Climate catastrophe: the clock is ticking and time is running out

Climate catastrophe: the clock is ticking and time is running out

Most people are aware these days that our climate is changing and acknowledge that global warming is an unequivocal truth. Top scientists around the world are now largely in agreement that we need to change our ways quickly if we’re to avert an incoming climate catastrophe and reverse the damage we’ve done to our planet.

Current facts about the rate of climate change

While the majority of us accept that environmental damage is real, perhaps fewer of us know just how far down the path we are towards an impending climate emergency. Here are just a few lesser-known, sobering facts about the state of our planet today.

Human activity has caused the greatest increase in temperature: While global temperature variations in the past have often been caused by natural events like volcanic eruptions, since 1950 humans have been to blame for a warming world. Through burning fossil fuels, increasing farming and agriculture and destroying forests we have amplified emissions while also reducing the earth’s potential for self-healing. Our thirst for power and resources seems unending and we will only reverse the damaging changes we’ve made if we take action quickly. We all have a part to play in reducing consumption – both from a business and a personal sense. Even seemingly small acts like auditing your company’s water use and wastage using services like utilitybidder.co.uk could, when taken as a whole, make a huge difference to the pressures we are all putting on our planet.

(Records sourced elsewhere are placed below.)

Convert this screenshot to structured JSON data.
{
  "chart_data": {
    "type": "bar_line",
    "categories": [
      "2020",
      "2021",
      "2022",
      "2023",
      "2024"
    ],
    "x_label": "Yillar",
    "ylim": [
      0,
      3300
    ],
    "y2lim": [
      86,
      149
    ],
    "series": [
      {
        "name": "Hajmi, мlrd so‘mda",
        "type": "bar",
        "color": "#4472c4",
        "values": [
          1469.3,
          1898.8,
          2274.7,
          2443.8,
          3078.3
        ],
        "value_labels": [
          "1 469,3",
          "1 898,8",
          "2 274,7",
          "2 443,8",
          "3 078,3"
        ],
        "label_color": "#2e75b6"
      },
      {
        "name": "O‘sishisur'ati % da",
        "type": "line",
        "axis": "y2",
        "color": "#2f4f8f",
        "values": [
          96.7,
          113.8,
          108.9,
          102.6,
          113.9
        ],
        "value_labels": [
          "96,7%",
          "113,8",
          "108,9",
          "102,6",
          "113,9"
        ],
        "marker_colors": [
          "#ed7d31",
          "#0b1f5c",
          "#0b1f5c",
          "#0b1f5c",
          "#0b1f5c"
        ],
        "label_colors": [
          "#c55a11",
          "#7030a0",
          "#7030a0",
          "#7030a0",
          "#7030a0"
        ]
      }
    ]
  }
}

The 20 warmest-ever recorded years have occurred in the last 22 years: 2019 was noted as the second-warmest year on record but the world has seen a consistent warming trend since the 1970s. Indeed, 20 of the last 22 years have witnessed the hottest global temperatures ever recorded. There is expected to be a slight overall cooling through 2020, caused mostly by lack of industrial activity and travel through the Coronavirus pandemic, which gives an intriguing insight into just how we could all work together to reverse our warming world if we all made changes. 

Temperatures have risen by around a degree over the last 100 years: A one-degree increase in temperature might not sound like a lot but, in climatic terms, it’s a huge milestone and a warming world is now starting to have a real impact on plants, animals and our environment. In the Paris Agreement of 2015, 196 nations around the world committed to capping global temperature increases to below two degrees – and closer to 1.5 degrees if possible.

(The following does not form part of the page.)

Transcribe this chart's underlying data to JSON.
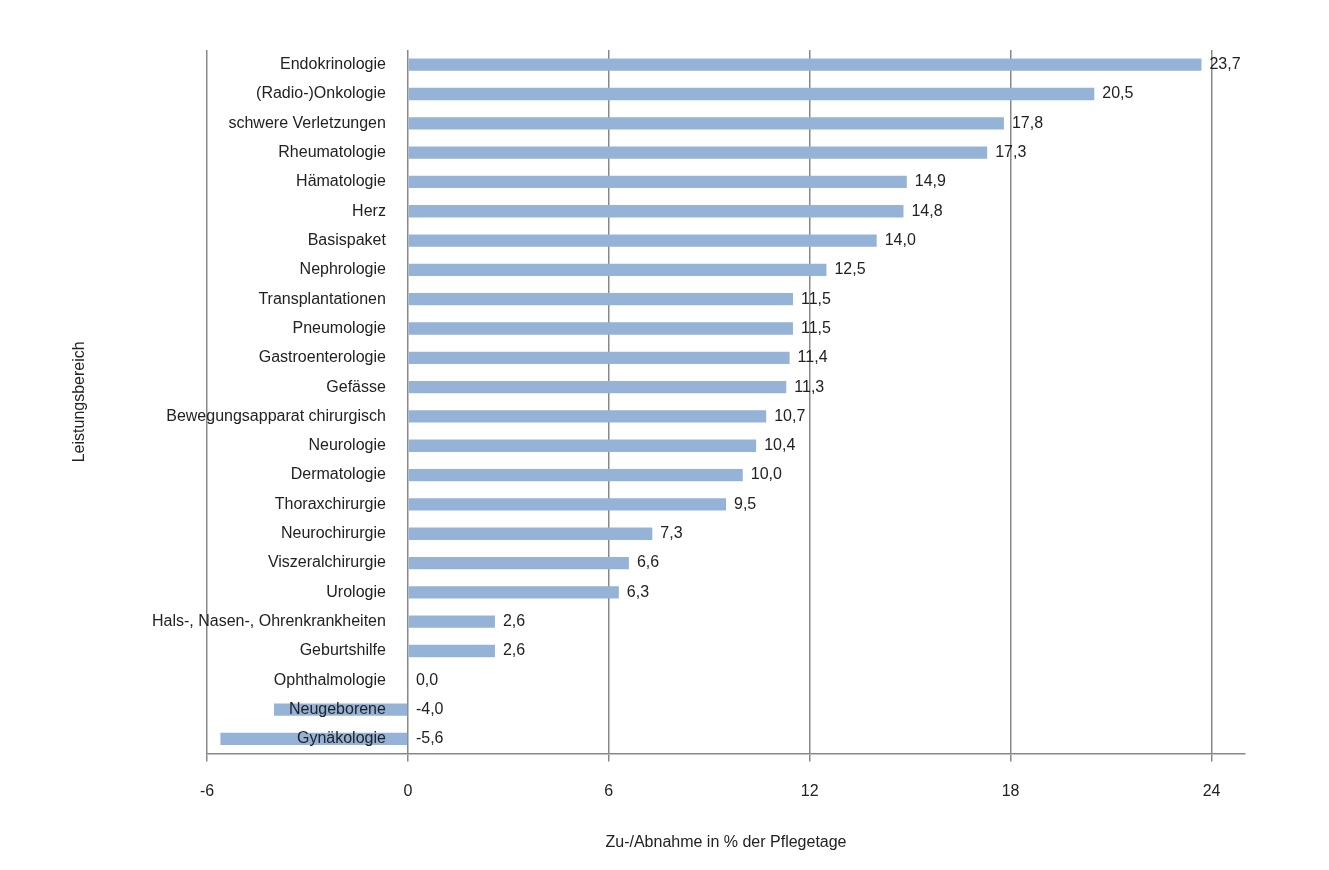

We risk losing more than 1 million species: Mass extinction is another unwanted challenge facing us through a changing climate and it’s estimated we currently lose dozens of plants and animals every day. More depressingly, scientists now warn that if the situation doesn’t improve, we may well lose between 30% and 50% of the total species currently on Earth.

Climate change is a real and present danger facing the world – but its effects are not irreversible. If we collectively take a stand and make small differences to our lifestyles and habits, we still have time to repair the damage we’ve done to our planet.